The lawyer also made clear that “in both cases it is NOT the committee which determines them.” Once the recommendations were made, the Chinery-Hesse committee, having completed its work, got out of the way for the constitution to work.

The separation studiously planted in the constitution, between the presidency and parliament on the matter of Article 71(1) and (2), is worthy of serious consideration. We are skating on thin ice when one branch of government starts stomping on the common pond.

But the conflict has been raised and it requires a resolution free of partisan concerns because the national interest is at stake.

On record to aid reflection is our constitutional history. The constitution has been abused in the past by military dictators and their desires, mostly for reasons of power lust and wealth. We must now demand a safe and reasonable course for our commonwealth. A fair, reasonable, rewarding Emolument Package, not a cheapskate one, ought to stem the destructive behaviors.

On the matter of the worthiness of the Chinery-Hesse report, it is the constitution that required the appointment of the five member committee, with the rationale that the process be put beyond partisan bickering.

This committee, now defunct, consisted of some of our most eminent citizens: Mrs. Chinery-Hesse, a Gusi Peace Prize (Asian Nobel) laureate and renowned international public servant, and other men and women of high esteem and stellar reputations in their fields, all of whom could easily have qualified to serve any of our administrations.

Subsequently, the reputation of this committee has been seized by the political process and their collective integrity questioned by the raucous reception of the report. Imagine then what will happen to us as a nation of honorable people when the next report of the new committee, also of stellar men and women, falls foul of a political interest?

The Chinery-Hesse report sought to improve the emolument and retirement package for our public officials on a basis that should induce fealty, better performance of duty, acceptance and preservation of dignity within these individuals while in or out of office.

Among the guiding principles for the committee was “What price are we prepared to pay for good governance?”

For the average citizen the consideration ought to be what cost are we prepared to suffer for the lack of the same principles in our public officials, especially those who would refuse “to relinquish power and to adhere to Presidential Term Limits” and good governance: weak, corrupt, ineffectual institutions, civil wars, coup d’états?

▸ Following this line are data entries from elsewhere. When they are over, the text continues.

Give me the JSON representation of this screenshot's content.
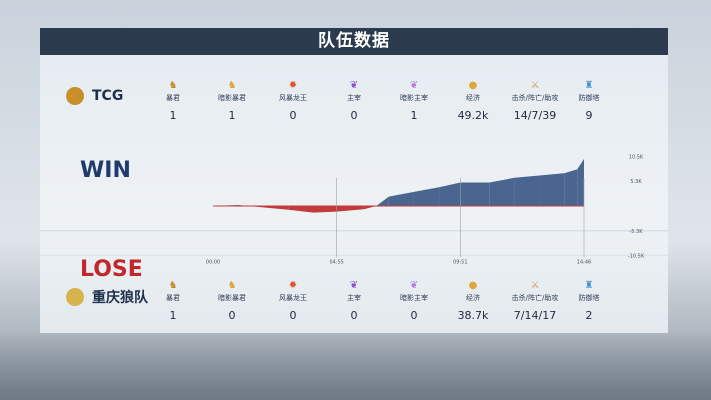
{
  "title": "队伍数据",
  "stat_labels": [
    "暴君",
    "暗影暴君",
    "风暴龙王",
    "主宰",
    "暗影主宰",
    "经济",
    "击杀/阵亡/助攻",
    "防御塔"
  ],
  "stat_icons": [
    "tyrant-icon",
    "shadow-tyrant-icon",
    "storm-dragon-icon",
    "overlord-icon",
    "shadow-overlord-icon",
    "gold-icon",
    "sword-icon",
    "tower-icon"
  ],
  "teams": [
    {
      "name": "TCG",
      "result": "WIN",
      "result_color": "#1f3a6b",
      "values": [
        "1",
        "1",
        "0",
        "0",
        "1",
        "49.2k",
        "14/7/39",
        "9"
      ]
    },
    {
      "name": "重庆狼队",
      "result": "LOSE",
      "result_color": "#c0282b",
      "values": [
        "1",
        "0",
        "0",
        "0",
        "0",
        "38.7k",
        "7/14/17",
        "2"
      ]
    }
  ],
  "chart_data": {
    "type": "area",
    "x_ticks": [
      "00:00",
      "04:55",
      "09:51",
      "14:46"
    ],
    "y_ticks": [
      "10.5K",
      "5.3K",
      "-5.3K",
      "-10.5K"
    ],
    "ylim": [
      -10.5,
      10.5
    ],
    "xlim_minutes": [
      0,
      14.77
    ],
    "positive_color": "#4a6590",
    "negative_color": "#c23a3a",
    "x": [
      0,
      1,
      2,
      3,
      4,
      4.92,
      6,
      6.5,
      7,
      8,
      9,
      9.85,
      11,
      12,
      13,
      14,
      14.5,
      14.77
    ],
    "y": [
      0,
      0.2,
      -0.3,
      -0.8,
      -1.4,
      -1.2,
      -0.7,
      0,
      2,
      3,
      4,
      5,
      5,
      6,
      6.5,
      7,
      7.8,
      10
    ]
  }
}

Others understand the problem we face, if we don’t. A Ghana News Agency report (January 13, 2011) , citing a statement from Ghana’s Ministry of Finance said; “The European Union agreed to give Ghana 26 million Euros ($34.6 million) to help finance the West African nation’s 2012 national elections. Should we refuse the offer because it is huge; after all it is only one election?

A commentator who read the full Chinery-Hesse report said: “This is a report for all time, well reasoned and with full justification for all the recommendations.”

The Chinery-Hesse committee said its report represented “a bold attempt to shift from the current regime of Emolument Packages ….that ultimately negatively impact on Retirement Benefits.”

Time will tell whether the Chinery-Hesse report deserved the abrasive rancor it received. But more telling will be if the new committee, set up by President Mills, would frame any of its reasoning on the reports’ assumptions and conclusions.

Meanwhile, the constitutional issue raised by Mr. Asamoah, with regard to the ongoing payments of public official salaries, deserves to be resolved. Parliament has a historic obligation to make a stand and to define what exactly the case is.